Almanca biliyorsanız üç Kemal’in eski Anadolu halk Türçesinin tadını alırsınız onun dağlı Almancasından. Türkçe okuyorsanız şive masraf ancak kıssalar çok uygun kotarılmıştır, o sinemaların, fotoğrafların, anıların, anlatıların, hikayelerin tadı, öfkesi kalır size. Demek istediğim bu kadar okunması da bu yaştan sonra yazması da boşuna değilmiş.
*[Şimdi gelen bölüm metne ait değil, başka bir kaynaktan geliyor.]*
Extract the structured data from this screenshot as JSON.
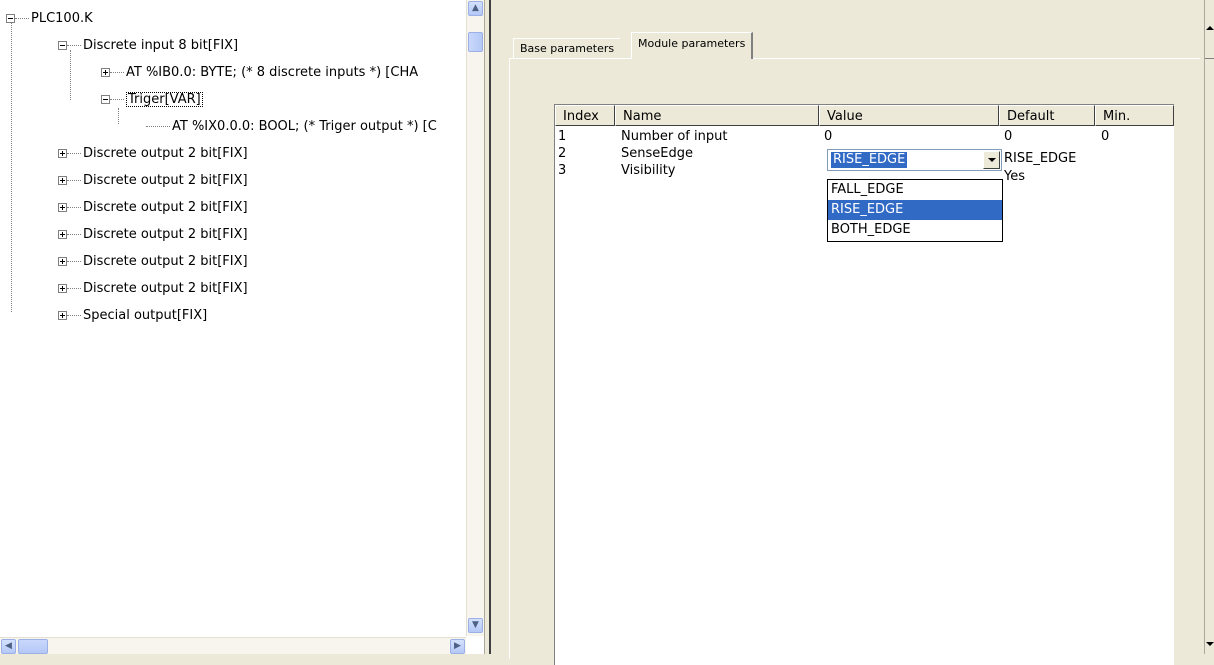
{
  "tree": {
    "root": "PLC100.K",
    "discrete_input": "Discrete input 8 bit[FIX]",
    "at_ib": "AT %IB0.0: BYTE; (* 8 discrete inputs *) [CHA",
    "triger": "Triger[VAR]",
    "at_ix": "AT %IX0.0.0: BOOL; (* Triger output *) [C",
    "outputs": [
      "Discrete output 2 bit[FIX]",
      "Discrete output 2 bit[FIX]",
      "Discrete output 2 bit[FIX]",
      "Discrete output 2 bit[FIX]",
      "Discrete output 2 bit[FIX]",
      "Discrete output 2 bit[FIX]"
    ],
    "special": "Special output[FIX]"
  },
  "tabs": {
    "base": "Base parameters",
    "module": "Module parameters"
  },
  "grid": {
    "headers": {
      "index": "Index",
      "name": "Name",
      "value": "Value",
      "default": "Default",
      "min": "Min."
    },
    "rows": [
      {
        "index": "1",
        "name": "Number of input",
        "value": "0",
        "default": "0",
        "min": "0"
      },
      {
        "index": "2",
        "name": "SenseEdge",
        "value": "RISE_EDGE",
        "default": "RISE_EDGE",
        "min": ""
      },
      {
        "index": "3",
        "name": "Visibility",
        "value": "",
        "default": "Yes",
        "min": ""
      }
    ]
  },
  "combo": {
    "selected": "RISE_EDGE",
    "options": [
      "FALL_EDGE",
      "RISE_EDGE",
      "BOTH_EDGE"
    ],
    "highlighted": "RISE_EDGE"
  },
  "icons": {
    "tree_expand": "plus-box-icon",
    "tree_collapse": "minus-box-icon",
    "scroll_up": "arrow-up-icon",
    "scroll_down": "arrow-down-icon",
    "scroll_left": "arrow-left-icon",
    "scroll_right": "arrow-right-icon",
    "dropdown": "chevron-down-icon"
  },
  "colors": {
    "selection": "#316ac5",
    "face": "#ece9d8"
  }
}
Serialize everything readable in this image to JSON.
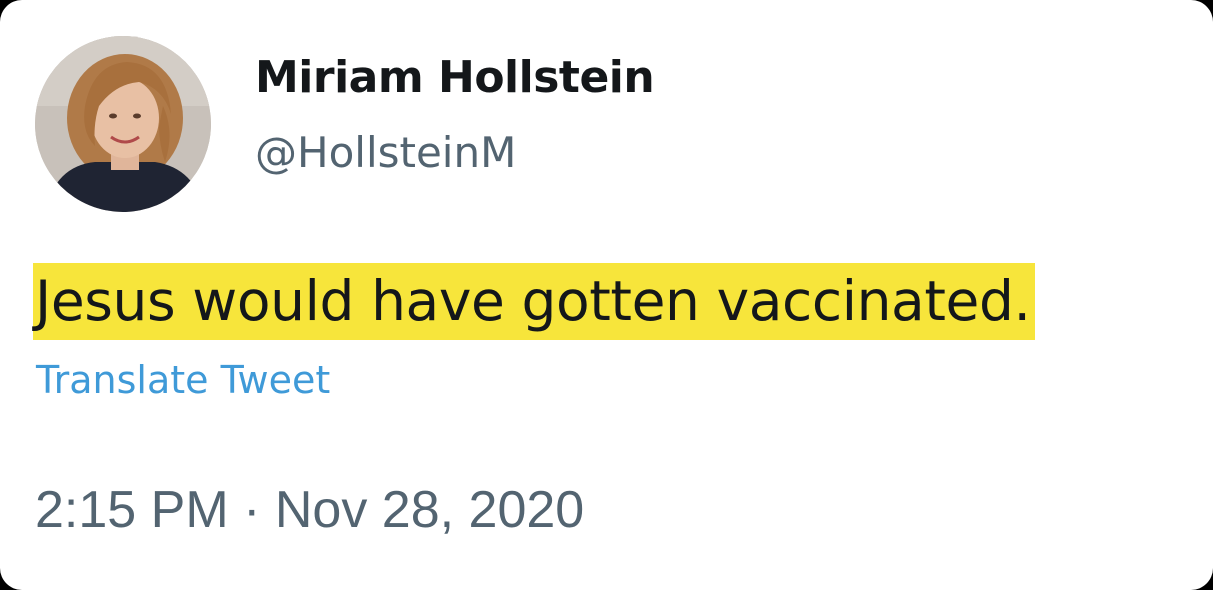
{
  "tweet": {
    "author": {
      "display_name": "Miriam Hollstein",
      "handle": "@HollsteinM",
      "avatar_icon": "profile-photo"
    },
    "text": "Jesus would have gotten vaccinated.",
    "translate_label": "Translate Tweet",
    "timestamp": "2:15 PM · Nov 28, 2020"
  },
  "colors": {
    "card_background": "#ffffff",
    "highlight": "#f7e53b",
    "link": "#3f9ad8",
    "primary_text": "#14171a",
    "secondary_text": "#536471"
  }
}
Yazının başında bir iki buraya geri döneriz dedim. Sanırım döndüm de. Helfer’in hikayeleri halkın hikayeleri. Üniversal hikayeler bunlar. Dünyanın her yerinde okunur, sahnelenir, izler üzerine düşünürüz. Avusturya’nın en fakirlerini, orman köylülerini, yükçülerini alın, yerine bizim Abdalları koyun, Tahtacıları koyun. Biri gelir düğünlerinizi, eğlencelerinizi kotarır, çalar, söyler, oynar, ne verirseniz alır meskenine götürür, çoluğunun çocuğunun rızkıdır bu. Çoğunlukla da bahse husus abdalımız hiç bilmeden, farkına bile varmadan nefretinizi alır götürür meskenine. Konutun elinden iş gelen erkeği, hırsız arsız damgası yer, bayanına fahişe derler. Bir yandan dağ köylerinin o büyük utancını da dışa vuruyor Helfer. O denli ya, hepimiz açarız YouTube’u Tahtacı Fatma’nın belgeselini izleriz fakat hiç düşünmeyiz bu aileler dağ başlarında neler yaşarlar. Halbuki bu yazıda da Kemal Tahir’in, yapıtlarının ismi geçti, bir daha bir bakın bakalım, dünyada da Anadolu’da da ötekine gün yüzü görmek var mı yok mu? Birinden tiksindiklerinde tüh sana Kızılbaş üzeresin, derler. Ayıptır be biz Alevi miyiz, derler. Daha neler neler. Biz Anadolu’da nefretimize nesne arayıp da buluyoruz da diğerleri Avusturya’da ne demeye bizden eksik kalsınlar ki? Muharrirler işte, yeteneğince kimi nefreti konuşturur, kimi hem nefreti hem de sevgiyi konuşturabilir. Diyeceğim Yük keşke Aytmatov’un Selvi Boylum al Yazmalım’ı yahut Albert Camus’nün Yabancı’sı üzere sinemacılarımızın dikkatini çekse, sinemasını yapsalar da izlesek. 25. Saat gibi, Batılı sinemacıların nasılsa dikkatini çeker bu hikayeler, deyip bitirelim.